Amphitrichia angulicalcarata

Scientific classification
- Kingdom: Animalia
- Phylum: Arthropoda
- Clade: Pancrustacea
- Class: Insecta
- Order: Coleoptera
- Suborder: Polyphaga
- Infraorder: Scarabaeiformia
- Family: Scarabaeidae
- Genus: Amphitrichia
- Species: A. angulicalcarata
- Binomial name: Amphitrichia angulicalcarata (Itoh, 2003)
- Synonyms: Holotrichia angulicalcarata Itoh, 2003;

= Amphitrichia angulicalcarata =

- Genus: Amphitrichia
- Species: angulicalcarata
- Authority: (Itoh, 2003)
- Synonyms: Holotrichia angulicalcarata Itoh, 2003

Species of beetle

Amphitrichia angulicalcarata is a species of beetle of the family Scarabaeidae.

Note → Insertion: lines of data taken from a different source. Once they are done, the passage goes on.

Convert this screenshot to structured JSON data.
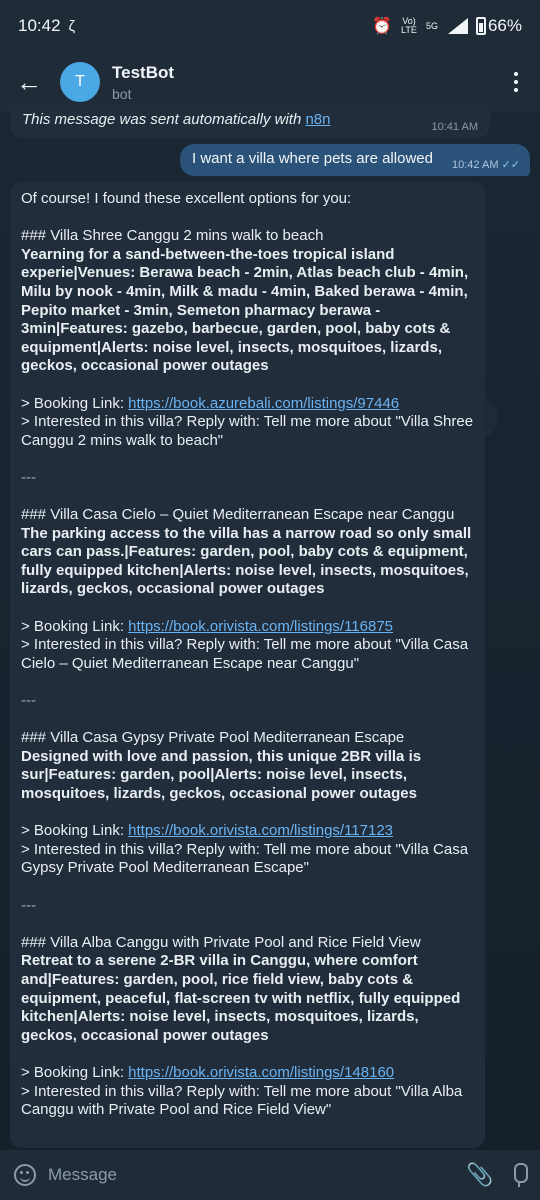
{
  "status": {
    "time": "10:42",
    "volte": "Vo) LTE",
    "network": "5G",
    "battery": "66%"
  },
  "header": {
    "avatar_letter": "T",
    "title": "TestBot",
    "subtitle": "bot"
  },
  "top_message": {
    "text": "This message was sent automatically with ",
    "link": "n8n",
    "time": "10:41 AM"
  },
  "outgoing": {
    "text": "I want a villa where pets are allowed",
    "time": "10:42 AM"
  },
  "reply": {
    "intro": "Of course! I found these excellent options for you:",
    "villas": [
      {
        "heading": "### Villa Shree Canggu 2 mins walk to beach",
        "details": "Yearning for a sand-between-the-toes tropical island experie|Venues: Berawa beach - 2min, Atlas beach club - 4min, Milu by nook - 4min, Milk & madu - 4min, Baked berawa - 4min, Pepito market - 3min, Semeton pharmacy berawa - 3min|Features: gazebo, barbecue, garden, pool, baby cots & equipment|Alerts: noise level, insects, mosquitoes, lizards, geckos, occasional power outages",
        "booking_prefix": "> Booking Link: ",
        "booking_link": "https://book.azurebali.com/listings/97446",
        "interest": "> Interested in this villa? Reply with: Tell me more about \"Villa Shree Canggu 2 mins walk to beach\""
      },
      {
        "heading": "### Villa Casa Cielo – Quiet Mediterranean Escape near Canggu",
        "details": "The parking access to the villa has a narrow road so only small cars can pass.|Features: garden, pool, baby cots & equipment, fully equipped kitchen|Alerts: noise level, insects, mosquitoes, lizards, geckos, occasional power outages",
        "booking_prefix": "> Booking Link: ",
        "booking_link": "https://book.orivista.com/listings/116875",
        "interest": "> Interested in this villa? Reply with: Tell me more about \"Villa Casa Cielo – Quiet Mediterranean Escape near Canggu\""
      },
      {
        "heading": "### Villa Casa Gypsy Private Pool Mediterranean Escape",
        "details": "Designed with love and passion, this unique 2BR villa is sur|Features: garden, pool|Alerts: noise level, insects, mosquitoes, lizards, geckos, occasional power outages",
        "booking_prefix": "> Booking Link: ",
        "booking_link": "https://book.orivista.com/listings/117123",
        "interest": "> Interested in this villa? Reply with: Tell me more about \"Villa Casa Gypsy Private Pool Mediterranean Escape\""
      },
      {
        "heading": "### Villa Alba Canggu with Private Pool and Rice Field View",
        "details": "Retreat to a serene 2-BR villa in Canggu, where comfort and|Features: garden, pool, rice field view, baby cots & equipment, peaceful, flat-screen tv with netflix, fully equipped kitchen|Alerts: noise level, insects, mosquitoes, lizards, geckos, occasional power outages",
        "booking_prefix": "> Booking Link: ",
        "booking_link": "https://book.orivista.com/listings/148160",
        "interest": "> Interested in this villa? Reply with: Tell me more about \"Villa Alba Canggu with Private Pool and Rice Field View\""
      }
    ],
    "separator": "---"
  },
  "input": {
    "placeholder": "Message"
  },
  "icons": {
    "back": "arrow-left-icon",
    "menu": "more-vert-icon",
    "emoji": "emoji-icon",
    "attach": "paperclip-icon",
    "mic": "microphone-icon",
    "alarm": "alarm-icon"
  }
}
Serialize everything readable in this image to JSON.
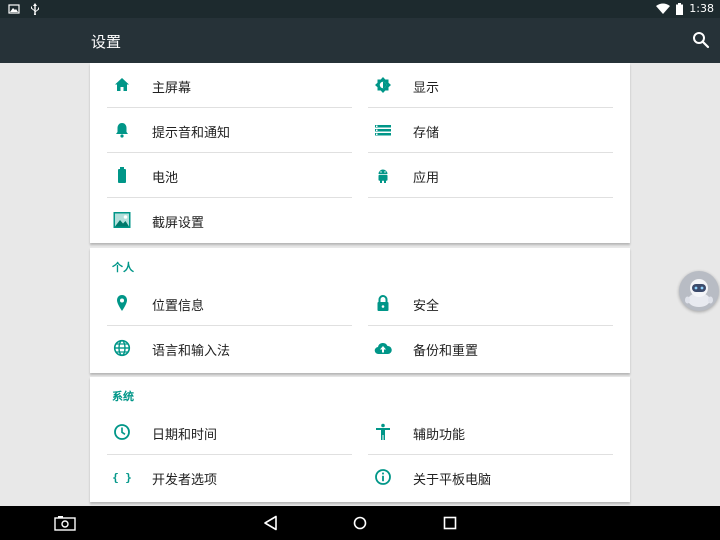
{
  "status_bar": {
    "time": "1:38"
  },
  "app_bar": {
    "title": "设置"
  },
  "sections": {
    "device": {
      "items": [
        {
          "label": "主屏幕",
          "icon": "home-icon"
        },
        {
          "label": "显示",
          "icon": "brightness-icon"
        },
        {
          "label": "提示音和通知",
          "icon": "bell-icon"
        },
        {
          "label": "存储",
          "icon": "storage-list-icon"
        },
        {
          "label": "电池",
          "icon": "battery-icon"
        },
        {
          "label": "应用",
          "icon": "android-icon"
        },
        {
          "label": "截屏设置",
          "icon": "screenshot-image-icon"
        }
      ]
    },
    "personal": {
      "header": "个人",
      "items": [
        {
          "label": "位置信息",
          "icon": "location-pin-icon"
        },
        {
          "label": "安全",
          "icon": "lock-icon"
        },
        {
          "label": "语言和输入法",
          "icon": "globe-icon"
        },
        {
          "label": "备份和重置",
          "icon": "cloud-upload-icon"
        }
      ]
    },
    "system": {
      "header": "系统",
      "items": [
        {
          "label": "日期和时间",
          "icon": "clock-icon"
        },
        {
          "label": "辅助功能",
          "icon": "accessibility-icon"
        },
        {
          "label": "开发者选项",
          "icon": "braces-icon"
        },
        {
          "label": "关于平板电脑",
          "icon": "info-icon"
        }
      ]
    }
  },
  "colors": {
    "accent": "#009688",
    "app_bar": "#263238",
    "status_bar": "#1d2a2e"
  }
}
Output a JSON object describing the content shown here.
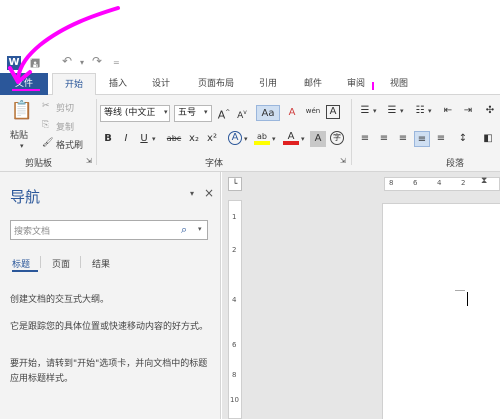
{
  "qat": {
    "word_logo": "W",
    "save_icon": "save-icon",
    "undo_icon": "undo-icon",
    "redo_icon": "redo-icon",
    "customize_icon": "customize-icon"
  },
  "tabs": [
    "文件",
    "开始",
    "插入",
    "设计",
    "页面布局",
    "引用",
    "邮件",
    "审阅",
    "视图"
  ],
  "clipboard": {
    "paste": "粘贴",
    "cut": "剪切",
    "copy": "复制",
    "format_painter": "格式刷",
    "label": "剪贴板"
  },
  "font": {
    "font_name": "等线 (中文正",
    "font_size": "五号",
    "label": "字体",
    "bold": "B",
    "italic": "I",
    "underline": "U",
    "strike": "abc",
    "subscript": "x₂",
    "superscript": "x²",
    "grow": "A",
    "shrink": "A",
    "case": "Aa",
    "clear": "A",
    "phonetic": "wén",
    "border": "A",
    "effects": "A",
    "highlight": "ab",
    "color": "A",
    "shade": "A",
    "circle": "字"
  },
  "paragraph": {
    "label": "段落"
  },
  "nav": {
    "title": "导航",
    "search_placeholder": "搜索文档",
    "tabs": [
      "标题",
      "页面",
      "结果"
    ],
    "text1": "创建文档的交互式大纲。",
    "text2": "它是跟踪您的具体位置或快速移动内容的好方式。",
    "text3": "要开始，请转到\"开始\"选项卡，并向文档中的标题应用标题样式。"
  },
  "ruler": {
    "h_numbers": [
      "8",
      "6",
      "4",
      "2"
    ],
    "v_numbers": [
      "1",
      "2",
      "4",
      "6",
      "8",
      "10"
    ]
  },
  "colors": {
    "word_blue": "#2b579a",
    "highlight_yellow": "#ffff00",
    "font_red": "#e02020",
    "annotation_magenta": "#ff00ff"
  }
}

It is found in the Philippines (Mindoro, Palawan).

== Description ==
Adults reach a length of about 24.3-28.6 mm. They have an elongate body, with the head, pronotum and scutellum dark brown, and the antennae, elytra, and legs lighter brown. The propygidium, pygidium and abdomen are much paler, light brown. The dorsal and ventral surfaces are opaque, the former weakly iridescent. The legs are shining.